Is the judicial selection process broken? Could it imperil our democracy?

September 29, 20202 min read

On September 26, with a little under one month before the presidential election, President Donald Trump nominated Amy Coney Barrett to the Supreme Court of the United States to fill the vacancy left by the recent death of Justice Ruth Bader Ginsburg.


While other justices have been approved in presidential election years, none has been voted on after July. Trump stated his motivation to rush the process is centered around his desire to have a fifth justice on his side should there be any disputes with the upcoming presidential election results.


Four years ago, Senate Republicans refused to consider former President Barack Obama’s nomination to replace Justice Antonin Scalia with Judge Merrick B. Garland on the grounds that it should be left to whoever was chosen as the next president. The new justice would have been announced 237 days prior to Election Day. The Senate Judiciary Committee will begin confirmation hearings on Barrett's nomination on October 12.



Tulane University political science expert Sally Kenney, the executive director of the Newcomb College Institute, is available to speak about whether a double standard exists between both current and past presidential administrations, as well as that of the Senate confirmation process.


For interviews, contact pr@tulane.edu or Roger Dunaway at 504-452-2906.


According to Kenney:

“The hypocrisy of senators who refused to act on President Obama’s nominee of Judge Merrick Garland eight months before a presidential election proceeding with haste a few weeks before a presidential election undermines confidence in the integrity of the process. President Obama appointed a 63-year-old moderate in an attempt to find consensus; President Trump has chosen a far-right 48-year-old.”

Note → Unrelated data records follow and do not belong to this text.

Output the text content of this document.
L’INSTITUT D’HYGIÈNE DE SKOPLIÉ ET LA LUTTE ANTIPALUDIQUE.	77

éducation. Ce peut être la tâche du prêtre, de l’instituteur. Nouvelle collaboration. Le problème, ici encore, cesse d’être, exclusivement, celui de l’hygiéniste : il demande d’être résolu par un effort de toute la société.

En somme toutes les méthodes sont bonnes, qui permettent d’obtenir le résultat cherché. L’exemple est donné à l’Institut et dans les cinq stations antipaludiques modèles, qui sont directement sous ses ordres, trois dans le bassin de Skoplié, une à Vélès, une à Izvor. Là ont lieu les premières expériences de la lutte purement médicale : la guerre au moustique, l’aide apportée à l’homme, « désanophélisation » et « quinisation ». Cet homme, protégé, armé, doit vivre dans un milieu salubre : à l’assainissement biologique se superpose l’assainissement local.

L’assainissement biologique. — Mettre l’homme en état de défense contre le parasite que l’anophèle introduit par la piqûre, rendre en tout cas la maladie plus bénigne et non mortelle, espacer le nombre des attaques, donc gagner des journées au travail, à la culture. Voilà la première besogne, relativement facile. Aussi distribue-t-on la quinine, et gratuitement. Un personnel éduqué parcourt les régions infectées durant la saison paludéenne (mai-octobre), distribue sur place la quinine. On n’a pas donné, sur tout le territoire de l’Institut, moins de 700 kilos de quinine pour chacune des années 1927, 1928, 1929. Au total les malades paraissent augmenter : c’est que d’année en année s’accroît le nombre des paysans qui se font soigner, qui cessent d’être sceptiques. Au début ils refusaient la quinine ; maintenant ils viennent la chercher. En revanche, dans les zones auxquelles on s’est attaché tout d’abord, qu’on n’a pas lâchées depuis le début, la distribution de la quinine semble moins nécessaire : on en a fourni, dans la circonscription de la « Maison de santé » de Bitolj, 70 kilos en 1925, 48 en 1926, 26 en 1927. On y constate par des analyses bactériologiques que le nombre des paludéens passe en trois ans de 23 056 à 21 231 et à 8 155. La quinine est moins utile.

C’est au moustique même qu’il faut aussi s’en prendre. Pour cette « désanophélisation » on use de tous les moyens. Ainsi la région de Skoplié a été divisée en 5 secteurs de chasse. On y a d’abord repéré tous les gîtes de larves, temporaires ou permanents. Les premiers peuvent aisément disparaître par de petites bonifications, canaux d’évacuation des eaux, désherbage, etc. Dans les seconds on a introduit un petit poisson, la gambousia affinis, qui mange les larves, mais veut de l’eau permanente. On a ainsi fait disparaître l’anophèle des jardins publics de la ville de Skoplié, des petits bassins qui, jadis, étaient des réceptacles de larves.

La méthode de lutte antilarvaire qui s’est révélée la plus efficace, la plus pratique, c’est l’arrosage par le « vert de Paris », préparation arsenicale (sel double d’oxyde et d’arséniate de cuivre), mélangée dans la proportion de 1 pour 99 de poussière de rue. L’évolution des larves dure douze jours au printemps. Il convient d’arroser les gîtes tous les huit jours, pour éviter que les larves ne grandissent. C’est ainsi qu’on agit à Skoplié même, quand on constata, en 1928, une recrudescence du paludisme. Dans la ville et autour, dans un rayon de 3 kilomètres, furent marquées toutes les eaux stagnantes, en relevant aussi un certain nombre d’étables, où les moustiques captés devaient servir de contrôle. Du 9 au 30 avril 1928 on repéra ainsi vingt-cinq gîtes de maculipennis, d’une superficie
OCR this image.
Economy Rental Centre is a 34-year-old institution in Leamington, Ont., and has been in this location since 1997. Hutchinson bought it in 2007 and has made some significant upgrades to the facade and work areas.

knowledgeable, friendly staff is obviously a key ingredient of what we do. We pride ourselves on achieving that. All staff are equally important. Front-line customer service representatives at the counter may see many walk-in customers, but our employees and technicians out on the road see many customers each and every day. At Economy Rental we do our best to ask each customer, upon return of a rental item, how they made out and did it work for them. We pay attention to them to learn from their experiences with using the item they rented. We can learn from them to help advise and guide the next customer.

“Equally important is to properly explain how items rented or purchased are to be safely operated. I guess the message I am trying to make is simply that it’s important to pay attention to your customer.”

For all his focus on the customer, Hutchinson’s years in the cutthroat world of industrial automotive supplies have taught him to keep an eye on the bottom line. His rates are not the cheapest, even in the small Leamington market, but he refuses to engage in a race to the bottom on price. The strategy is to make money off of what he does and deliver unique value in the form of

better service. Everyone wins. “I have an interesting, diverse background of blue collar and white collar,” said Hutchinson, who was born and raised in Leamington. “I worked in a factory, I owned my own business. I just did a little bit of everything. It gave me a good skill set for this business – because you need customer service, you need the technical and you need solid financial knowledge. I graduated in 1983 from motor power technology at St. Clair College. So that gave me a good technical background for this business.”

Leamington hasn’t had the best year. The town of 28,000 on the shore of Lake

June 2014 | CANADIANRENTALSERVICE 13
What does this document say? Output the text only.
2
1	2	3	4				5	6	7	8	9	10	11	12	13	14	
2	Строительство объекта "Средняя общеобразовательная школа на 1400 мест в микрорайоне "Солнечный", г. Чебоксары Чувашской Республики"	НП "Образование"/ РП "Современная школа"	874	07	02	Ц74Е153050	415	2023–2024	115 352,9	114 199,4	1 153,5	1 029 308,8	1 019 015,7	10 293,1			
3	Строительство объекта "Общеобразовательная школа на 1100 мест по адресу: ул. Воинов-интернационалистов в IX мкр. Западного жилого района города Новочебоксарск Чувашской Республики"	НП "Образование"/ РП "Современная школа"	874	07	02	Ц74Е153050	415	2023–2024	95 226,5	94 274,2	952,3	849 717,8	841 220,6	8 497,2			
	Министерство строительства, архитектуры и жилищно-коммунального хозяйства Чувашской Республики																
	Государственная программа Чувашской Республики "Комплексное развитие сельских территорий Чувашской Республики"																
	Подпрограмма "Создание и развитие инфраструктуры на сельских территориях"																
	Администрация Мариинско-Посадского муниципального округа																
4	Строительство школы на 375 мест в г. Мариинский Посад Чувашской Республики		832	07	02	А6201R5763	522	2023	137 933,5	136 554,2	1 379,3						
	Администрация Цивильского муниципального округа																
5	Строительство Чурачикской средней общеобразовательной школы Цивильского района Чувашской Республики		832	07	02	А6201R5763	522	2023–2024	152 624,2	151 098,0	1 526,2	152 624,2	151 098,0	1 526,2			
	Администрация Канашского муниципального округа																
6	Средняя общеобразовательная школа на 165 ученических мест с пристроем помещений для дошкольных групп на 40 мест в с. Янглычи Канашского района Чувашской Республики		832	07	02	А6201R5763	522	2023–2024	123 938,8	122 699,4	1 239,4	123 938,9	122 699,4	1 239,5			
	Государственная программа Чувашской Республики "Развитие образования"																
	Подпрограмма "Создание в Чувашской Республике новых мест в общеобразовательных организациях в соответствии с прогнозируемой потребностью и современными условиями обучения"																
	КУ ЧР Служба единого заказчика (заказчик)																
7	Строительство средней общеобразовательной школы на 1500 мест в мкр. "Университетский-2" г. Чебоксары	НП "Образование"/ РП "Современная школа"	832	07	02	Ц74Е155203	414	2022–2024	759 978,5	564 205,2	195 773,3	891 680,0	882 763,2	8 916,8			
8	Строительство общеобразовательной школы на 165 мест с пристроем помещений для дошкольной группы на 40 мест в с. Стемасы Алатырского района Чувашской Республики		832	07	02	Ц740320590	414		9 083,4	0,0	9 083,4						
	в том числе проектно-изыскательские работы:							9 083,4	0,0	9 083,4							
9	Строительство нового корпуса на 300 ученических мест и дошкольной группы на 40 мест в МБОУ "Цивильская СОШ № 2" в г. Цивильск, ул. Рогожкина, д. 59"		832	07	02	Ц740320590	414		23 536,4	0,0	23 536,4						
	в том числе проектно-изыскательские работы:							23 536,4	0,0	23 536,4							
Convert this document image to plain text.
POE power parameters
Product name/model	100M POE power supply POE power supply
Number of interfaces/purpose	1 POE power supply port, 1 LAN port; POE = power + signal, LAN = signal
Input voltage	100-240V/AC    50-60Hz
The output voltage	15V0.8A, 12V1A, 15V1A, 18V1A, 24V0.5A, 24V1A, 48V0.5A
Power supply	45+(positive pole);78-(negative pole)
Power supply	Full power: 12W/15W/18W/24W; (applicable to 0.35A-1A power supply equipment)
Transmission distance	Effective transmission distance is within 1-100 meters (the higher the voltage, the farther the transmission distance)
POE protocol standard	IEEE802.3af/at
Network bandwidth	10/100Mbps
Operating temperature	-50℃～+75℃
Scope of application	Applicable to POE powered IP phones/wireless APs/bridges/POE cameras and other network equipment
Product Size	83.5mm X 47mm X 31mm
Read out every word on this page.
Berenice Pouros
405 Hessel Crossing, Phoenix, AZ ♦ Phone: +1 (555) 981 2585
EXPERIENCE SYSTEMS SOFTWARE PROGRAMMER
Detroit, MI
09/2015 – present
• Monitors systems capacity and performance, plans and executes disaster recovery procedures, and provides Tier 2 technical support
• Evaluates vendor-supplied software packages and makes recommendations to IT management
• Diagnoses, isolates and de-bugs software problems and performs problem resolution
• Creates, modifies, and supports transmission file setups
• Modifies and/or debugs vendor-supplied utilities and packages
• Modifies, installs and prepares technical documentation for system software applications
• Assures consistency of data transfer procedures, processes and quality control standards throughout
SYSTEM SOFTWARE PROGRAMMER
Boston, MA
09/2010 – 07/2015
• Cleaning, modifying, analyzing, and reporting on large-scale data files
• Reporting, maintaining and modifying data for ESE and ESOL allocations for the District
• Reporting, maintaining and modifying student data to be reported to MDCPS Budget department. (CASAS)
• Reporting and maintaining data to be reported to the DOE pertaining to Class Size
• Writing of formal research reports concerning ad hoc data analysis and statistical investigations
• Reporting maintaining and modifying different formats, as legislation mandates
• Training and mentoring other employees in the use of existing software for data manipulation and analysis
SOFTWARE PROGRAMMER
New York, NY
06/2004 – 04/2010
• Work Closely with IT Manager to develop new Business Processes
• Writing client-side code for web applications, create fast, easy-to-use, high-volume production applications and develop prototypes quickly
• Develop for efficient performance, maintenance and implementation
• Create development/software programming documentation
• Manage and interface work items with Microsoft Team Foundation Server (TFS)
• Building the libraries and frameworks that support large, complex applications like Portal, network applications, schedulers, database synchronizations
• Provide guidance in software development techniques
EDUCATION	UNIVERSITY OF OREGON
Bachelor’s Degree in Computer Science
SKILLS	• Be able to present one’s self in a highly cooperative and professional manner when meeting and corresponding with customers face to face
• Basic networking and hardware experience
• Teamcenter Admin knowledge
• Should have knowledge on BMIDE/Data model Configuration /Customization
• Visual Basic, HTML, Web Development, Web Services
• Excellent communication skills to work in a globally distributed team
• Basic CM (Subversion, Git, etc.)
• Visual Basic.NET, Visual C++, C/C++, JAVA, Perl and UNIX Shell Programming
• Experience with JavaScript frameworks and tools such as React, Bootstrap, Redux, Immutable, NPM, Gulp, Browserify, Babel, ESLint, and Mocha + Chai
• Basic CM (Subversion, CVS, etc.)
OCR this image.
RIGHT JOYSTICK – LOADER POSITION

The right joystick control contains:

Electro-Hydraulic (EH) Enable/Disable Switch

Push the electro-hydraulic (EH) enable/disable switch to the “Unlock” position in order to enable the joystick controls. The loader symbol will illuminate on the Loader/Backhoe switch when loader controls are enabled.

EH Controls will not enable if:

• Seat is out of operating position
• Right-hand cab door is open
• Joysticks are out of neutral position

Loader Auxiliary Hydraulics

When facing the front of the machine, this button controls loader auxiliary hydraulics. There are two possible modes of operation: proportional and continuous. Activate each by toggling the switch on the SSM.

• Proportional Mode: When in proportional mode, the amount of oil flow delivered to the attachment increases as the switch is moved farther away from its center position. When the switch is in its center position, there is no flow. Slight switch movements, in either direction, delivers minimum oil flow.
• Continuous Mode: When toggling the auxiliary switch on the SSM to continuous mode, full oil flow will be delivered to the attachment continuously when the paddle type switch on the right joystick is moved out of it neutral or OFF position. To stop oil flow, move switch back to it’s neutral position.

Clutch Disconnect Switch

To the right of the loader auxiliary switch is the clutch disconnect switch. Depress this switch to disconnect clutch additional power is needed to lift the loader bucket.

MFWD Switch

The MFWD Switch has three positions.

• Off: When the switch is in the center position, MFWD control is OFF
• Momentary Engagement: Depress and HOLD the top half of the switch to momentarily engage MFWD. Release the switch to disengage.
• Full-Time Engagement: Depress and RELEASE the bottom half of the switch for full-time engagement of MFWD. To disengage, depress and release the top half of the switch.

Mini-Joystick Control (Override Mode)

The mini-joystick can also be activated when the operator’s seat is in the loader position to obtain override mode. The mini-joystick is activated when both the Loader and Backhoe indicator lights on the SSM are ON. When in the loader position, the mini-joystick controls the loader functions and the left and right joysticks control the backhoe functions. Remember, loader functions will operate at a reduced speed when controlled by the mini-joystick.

“Judge Amy Coney Barrett is as different from Justice Ruth Ginsburg as Justice Clarence Thomas was from Justice Thurgood Marshall. It is not surprising that President Trump is seeking to make good on his promise to appoint justices who will overturn the Affordable Care Act and Roe v. Wade, but it is more troubling that he explicitly states he wants to install his person so that the Court will be at full strength should it have to decide the outcome of the election. Our judicial selection process is profoundly broken, and I worry for the rule of law and our democracy more generally.”